Palace Court, W2

Palace Court was built in the 1880s to connect the Bayswater Road to Moscow Road.

Some houses were built in Palace Court in 1889 and flats called Palace Court Mansions were inhabited from 1890.

Many original Palace Court residents had ’aesthetic tastes’. They included Wilfrid Meynell and his wife Alice, the poet (1847-1922), the artist George William Joy (d. 1925), and the furniture expert Percy McQuoid (d. 1925).

Palace Court has been described as ’the most interesting place in the borough for late Victorian domestic architecture’.

At the south-east corner King’s Fund college occupies no. 2, in red brick and terracotta by William Flockhart, dated 1891. Similarly florid buildings stand next to it in Bayswater Road, although originally numbered with Palace Court, and include the yellow terracotta Westland hotel, formerly the Yellow House, no. 8, designed by George & Peto for Percy McQuoid.

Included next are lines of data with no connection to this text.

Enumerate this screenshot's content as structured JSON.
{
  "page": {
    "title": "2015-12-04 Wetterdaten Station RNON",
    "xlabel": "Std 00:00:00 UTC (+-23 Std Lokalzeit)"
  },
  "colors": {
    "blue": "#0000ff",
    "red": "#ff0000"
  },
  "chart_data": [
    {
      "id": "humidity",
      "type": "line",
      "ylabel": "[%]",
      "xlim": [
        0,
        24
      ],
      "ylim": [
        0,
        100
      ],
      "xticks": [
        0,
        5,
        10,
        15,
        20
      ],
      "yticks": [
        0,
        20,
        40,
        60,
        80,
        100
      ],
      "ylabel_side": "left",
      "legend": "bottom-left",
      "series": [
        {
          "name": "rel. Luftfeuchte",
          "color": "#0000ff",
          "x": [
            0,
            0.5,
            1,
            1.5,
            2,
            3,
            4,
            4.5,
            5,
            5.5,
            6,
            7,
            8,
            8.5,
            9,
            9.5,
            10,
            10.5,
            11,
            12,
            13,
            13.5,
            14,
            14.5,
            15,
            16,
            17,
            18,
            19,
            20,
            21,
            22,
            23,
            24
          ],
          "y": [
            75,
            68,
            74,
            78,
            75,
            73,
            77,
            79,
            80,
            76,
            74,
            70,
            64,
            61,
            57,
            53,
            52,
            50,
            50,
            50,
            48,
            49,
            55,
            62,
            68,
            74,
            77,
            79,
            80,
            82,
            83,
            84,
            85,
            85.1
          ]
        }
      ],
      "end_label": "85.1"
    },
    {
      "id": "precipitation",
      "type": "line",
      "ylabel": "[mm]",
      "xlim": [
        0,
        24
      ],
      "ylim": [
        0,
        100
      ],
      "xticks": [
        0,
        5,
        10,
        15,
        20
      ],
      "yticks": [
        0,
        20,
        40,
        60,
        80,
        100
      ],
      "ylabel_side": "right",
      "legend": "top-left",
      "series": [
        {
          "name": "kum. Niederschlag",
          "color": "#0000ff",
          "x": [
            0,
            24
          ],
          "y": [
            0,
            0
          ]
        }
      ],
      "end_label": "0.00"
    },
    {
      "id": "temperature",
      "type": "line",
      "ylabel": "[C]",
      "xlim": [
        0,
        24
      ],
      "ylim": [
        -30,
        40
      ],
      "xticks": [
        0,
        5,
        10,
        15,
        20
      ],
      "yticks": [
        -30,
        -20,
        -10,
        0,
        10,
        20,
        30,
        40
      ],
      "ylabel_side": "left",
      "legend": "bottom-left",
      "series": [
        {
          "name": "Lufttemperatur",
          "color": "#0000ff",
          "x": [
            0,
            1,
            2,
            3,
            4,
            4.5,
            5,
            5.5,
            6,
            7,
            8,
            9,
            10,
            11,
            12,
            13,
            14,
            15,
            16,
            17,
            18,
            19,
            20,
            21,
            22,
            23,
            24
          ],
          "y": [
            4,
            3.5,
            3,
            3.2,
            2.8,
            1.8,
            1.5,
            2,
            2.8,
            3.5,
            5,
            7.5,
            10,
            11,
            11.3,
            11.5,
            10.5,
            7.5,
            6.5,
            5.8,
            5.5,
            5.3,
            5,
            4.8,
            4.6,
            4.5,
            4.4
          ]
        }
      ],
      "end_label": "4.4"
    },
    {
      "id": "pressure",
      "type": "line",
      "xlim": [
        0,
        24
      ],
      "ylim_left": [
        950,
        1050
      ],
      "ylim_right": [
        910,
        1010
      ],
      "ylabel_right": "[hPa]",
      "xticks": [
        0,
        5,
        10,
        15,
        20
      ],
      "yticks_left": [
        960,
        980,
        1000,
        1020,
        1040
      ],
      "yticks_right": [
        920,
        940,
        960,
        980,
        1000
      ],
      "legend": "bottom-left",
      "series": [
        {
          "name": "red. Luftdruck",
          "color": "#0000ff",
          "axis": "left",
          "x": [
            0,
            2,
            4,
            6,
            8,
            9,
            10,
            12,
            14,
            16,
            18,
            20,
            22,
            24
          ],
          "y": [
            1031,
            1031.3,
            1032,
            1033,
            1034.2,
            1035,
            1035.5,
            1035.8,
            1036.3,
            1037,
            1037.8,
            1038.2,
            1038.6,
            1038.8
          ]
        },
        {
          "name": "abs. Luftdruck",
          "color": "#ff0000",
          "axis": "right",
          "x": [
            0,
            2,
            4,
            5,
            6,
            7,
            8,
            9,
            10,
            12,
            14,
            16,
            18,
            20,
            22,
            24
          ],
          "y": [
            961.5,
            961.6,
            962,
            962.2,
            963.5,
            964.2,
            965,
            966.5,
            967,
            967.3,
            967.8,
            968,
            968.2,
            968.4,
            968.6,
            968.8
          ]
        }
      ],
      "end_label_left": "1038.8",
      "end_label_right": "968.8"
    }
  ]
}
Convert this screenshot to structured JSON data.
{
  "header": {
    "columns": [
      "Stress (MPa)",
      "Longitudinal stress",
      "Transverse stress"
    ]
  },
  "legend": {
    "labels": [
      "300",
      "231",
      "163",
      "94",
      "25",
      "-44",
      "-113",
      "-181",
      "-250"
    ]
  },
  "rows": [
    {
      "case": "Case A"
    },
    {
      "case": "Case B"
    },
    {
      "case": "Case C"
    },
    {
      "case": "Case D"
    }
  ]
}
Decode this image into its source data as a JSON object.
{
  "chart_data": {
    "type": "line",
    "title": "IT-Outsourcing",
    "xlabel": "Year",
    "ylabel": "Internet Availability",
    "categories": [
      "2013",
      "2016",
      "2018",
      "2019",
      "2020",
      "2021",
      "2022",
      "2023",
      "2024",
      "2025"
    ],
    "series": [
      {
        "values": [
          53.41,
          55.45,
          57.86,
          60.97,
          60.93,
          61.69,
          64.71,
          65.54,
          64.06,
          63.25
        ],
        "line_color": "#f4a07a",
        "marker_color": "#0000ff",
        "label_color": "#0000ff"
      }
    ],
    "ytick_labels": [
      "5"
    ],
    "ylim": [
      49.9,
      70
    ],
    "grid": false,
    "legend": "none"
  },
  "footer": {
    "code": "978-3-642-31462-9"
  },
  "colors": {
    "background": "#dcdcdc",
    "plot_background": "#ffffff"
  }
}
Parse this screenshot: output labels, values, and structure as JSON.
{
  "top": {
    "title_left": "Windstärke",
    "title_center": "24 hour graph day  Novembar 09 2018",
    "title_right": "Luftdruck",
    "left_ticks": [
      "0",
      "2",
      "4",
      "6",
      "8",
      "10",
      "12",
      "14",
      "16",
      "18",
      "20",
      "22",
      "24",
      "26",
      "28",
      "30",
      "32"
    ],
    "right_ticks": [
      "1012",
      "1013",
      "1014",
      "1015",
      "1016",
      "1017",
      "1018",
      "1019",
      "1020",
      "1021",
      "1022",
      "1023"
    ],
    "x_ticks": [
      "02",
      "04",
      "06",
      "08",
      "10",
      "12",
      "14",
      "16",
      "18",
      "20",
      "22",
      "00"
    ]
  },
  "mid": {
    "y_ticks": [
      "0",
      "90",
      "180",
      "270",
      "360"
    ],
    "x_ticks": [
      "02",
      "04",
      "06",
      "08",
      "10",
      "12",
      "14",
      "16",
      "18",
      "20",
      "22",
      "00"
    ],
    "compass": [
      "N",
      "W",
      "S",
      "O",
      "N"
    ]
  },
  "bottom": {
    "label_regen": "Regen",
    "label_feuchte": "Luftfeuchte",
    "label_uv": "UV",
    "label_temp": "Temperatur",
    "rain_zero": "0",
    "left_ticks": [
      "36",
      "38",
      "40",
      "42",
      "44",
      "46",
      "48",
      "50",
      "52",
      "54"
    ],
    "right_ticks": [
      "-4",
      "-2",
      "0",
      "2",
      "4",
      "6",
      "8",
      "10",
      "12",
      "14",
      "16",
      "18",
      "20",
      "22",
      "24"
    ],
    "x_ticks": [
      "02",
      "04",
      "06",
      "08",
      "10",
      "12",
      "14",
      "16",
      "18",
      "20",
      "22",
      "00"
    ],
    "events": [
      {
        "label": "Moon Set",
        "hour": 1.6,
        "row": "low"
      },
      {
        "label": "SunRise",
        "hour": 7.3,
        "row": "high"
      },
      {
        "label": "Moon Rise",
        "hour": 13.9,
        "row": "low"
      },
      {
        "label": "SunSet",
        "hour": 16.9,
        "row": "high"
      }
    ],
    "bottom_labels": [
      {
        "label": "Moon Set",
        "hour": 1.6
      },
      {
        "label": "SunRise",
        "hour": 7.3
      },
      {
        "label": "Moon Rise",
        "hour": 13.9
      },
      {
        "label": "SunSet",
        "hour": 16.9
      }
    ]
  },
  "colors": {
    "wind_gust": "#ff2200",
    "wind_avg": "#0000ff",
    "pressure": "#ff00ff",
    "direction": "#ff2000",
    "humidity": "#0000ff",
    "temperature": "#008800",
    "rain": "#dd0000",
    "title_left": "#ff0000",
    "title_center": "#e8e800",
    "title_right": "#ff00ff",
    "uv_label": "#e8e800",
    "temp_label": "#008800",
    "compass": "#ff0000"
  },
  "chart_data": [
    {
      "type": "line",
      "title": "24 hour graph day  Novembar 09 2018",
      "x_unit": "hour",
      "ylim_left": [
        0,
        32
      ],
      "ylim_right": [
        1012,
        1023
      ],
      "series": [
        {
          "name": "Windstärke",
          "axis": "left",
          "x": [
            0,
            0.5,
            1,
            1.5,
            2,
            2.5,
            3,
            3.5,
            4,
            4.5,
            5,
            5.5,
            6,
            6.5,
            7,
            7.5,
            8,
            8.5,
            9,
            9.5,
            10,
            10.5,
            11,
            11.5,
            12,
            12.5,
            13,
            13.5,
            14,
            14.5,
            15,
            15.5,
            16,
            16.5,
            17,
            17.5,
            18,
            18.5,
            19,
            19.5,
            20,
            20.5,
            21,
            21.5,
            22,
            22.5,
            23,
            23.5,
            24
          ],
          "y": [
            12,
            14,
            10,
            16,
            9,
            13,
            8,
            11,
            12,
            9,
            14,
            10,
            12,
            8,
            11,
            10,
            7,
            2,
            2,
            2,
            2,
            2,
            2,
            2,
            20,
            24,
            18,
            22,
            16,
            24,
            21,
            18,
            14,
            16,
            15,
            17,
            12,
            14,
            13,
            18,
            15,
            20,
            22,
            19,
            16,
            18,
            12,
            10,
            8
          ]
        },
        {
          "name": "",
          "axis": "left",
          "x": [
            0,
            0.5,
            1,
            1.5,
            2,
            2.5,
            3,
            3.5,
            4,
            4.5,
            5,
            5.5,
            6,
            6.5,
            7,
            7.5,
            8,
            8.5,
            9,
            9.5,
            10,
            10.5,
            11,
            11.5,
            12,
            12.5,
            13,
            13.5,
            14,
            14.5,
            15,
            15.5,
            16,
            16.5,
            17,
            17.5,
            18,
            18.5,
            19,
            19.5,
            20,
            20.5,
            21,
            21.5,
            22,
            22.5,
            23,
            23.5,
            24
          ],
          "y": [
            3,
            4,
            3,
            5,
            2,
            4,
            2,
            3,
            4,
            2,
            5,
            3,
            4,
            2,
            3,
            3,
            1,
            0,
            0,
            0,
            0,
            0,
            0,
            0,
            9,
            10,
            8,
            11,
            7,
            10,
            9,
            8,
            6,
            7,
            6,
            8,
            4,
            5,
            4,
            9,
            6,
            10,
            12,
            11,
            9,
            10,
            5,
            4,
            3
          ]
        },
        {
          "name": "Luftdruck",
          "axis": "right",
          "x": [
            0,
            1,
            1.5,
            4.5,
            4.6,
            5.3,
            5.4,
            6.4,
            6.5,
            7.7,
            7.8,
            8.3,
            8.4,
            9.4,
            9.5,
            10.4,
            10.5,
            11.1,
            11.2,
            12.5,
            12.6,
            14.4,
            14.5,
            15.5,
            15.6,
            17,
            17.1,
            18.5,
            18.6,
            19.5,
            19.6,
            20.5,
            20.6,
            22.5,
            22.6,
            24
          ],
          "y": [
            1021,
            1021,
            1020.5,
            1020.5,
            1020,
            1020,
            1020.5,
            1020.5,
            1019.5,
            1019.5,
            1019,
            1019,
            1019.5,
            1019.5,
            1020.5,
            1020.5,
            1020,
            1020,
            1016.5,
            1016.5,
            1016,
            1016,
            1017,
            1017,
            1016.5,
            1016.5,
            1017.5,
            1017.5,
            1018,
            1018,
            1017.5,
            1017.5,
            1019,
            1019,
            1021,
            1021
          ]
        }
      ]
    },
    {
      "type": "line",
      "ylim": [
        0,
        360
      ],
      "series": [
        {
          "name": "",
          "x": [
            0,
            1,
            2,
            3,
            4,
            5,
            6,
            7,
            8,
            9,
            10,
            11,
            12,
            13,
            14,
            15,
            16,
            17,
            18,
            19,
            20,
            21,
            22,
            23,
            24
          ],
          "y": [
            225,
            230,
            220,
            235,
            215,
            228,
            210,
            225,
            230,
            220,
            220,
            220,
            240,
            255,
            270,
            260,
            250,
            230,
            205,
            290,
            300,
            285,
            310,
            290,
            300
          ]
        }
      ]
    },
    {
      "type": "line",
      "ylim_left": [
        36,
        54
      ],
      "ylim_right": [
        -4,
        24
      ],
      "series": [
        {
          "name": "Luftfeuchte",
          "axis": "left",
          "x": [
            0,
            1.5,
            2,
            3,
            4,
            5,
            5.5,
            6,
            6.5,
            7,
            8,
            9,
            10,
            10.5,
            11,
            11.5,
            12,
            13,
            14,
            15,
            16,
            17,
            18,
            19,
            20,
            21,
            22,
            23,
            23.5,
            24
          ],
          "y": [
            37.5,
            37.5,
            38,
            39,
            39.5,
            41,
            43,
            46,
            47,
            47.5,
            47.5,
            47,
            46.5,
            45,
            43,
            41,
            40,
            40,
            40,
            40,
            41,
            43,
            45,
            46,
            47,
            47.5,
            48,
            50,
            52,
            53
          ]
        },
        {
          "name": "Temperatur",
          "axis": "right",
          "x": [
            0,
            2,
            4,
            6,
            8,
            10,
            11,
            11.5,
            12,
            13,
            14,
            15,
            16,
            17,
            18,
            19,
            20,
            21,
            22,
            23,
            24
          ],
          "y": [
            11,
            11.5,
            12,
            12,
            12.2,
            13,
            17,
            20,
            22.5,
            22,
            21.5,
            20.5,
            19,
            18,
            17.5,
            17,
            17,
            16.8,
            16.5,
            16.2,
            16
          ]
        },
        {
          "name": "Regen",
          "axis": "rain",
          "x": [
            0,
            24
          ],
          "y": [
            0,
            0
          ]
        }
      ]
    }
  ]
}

Set back from the east side of Palace Court are nos. 10, 12, and 14, the first two forming a pair designed by J. M. Maclaren with an elaborate stone frieze and an unusual bow window divided by rounded shafts. The west side of the road is more coherent, consisting mainly of houses of five storeys and basement, all in red brick with stone dressings and many with Dutch gables. They form a terrace, although some were individually planned. No. 45, formerly Palace Court House, was designed by Leonard Stokes for Wilfrid and Alice Meynell in 1889 and soon attracted architectural students; it has bands of brick and stone, small windows, and a first-floor bay. No. 51, the Red Lodge, was built in 1889 for G. W. Joy.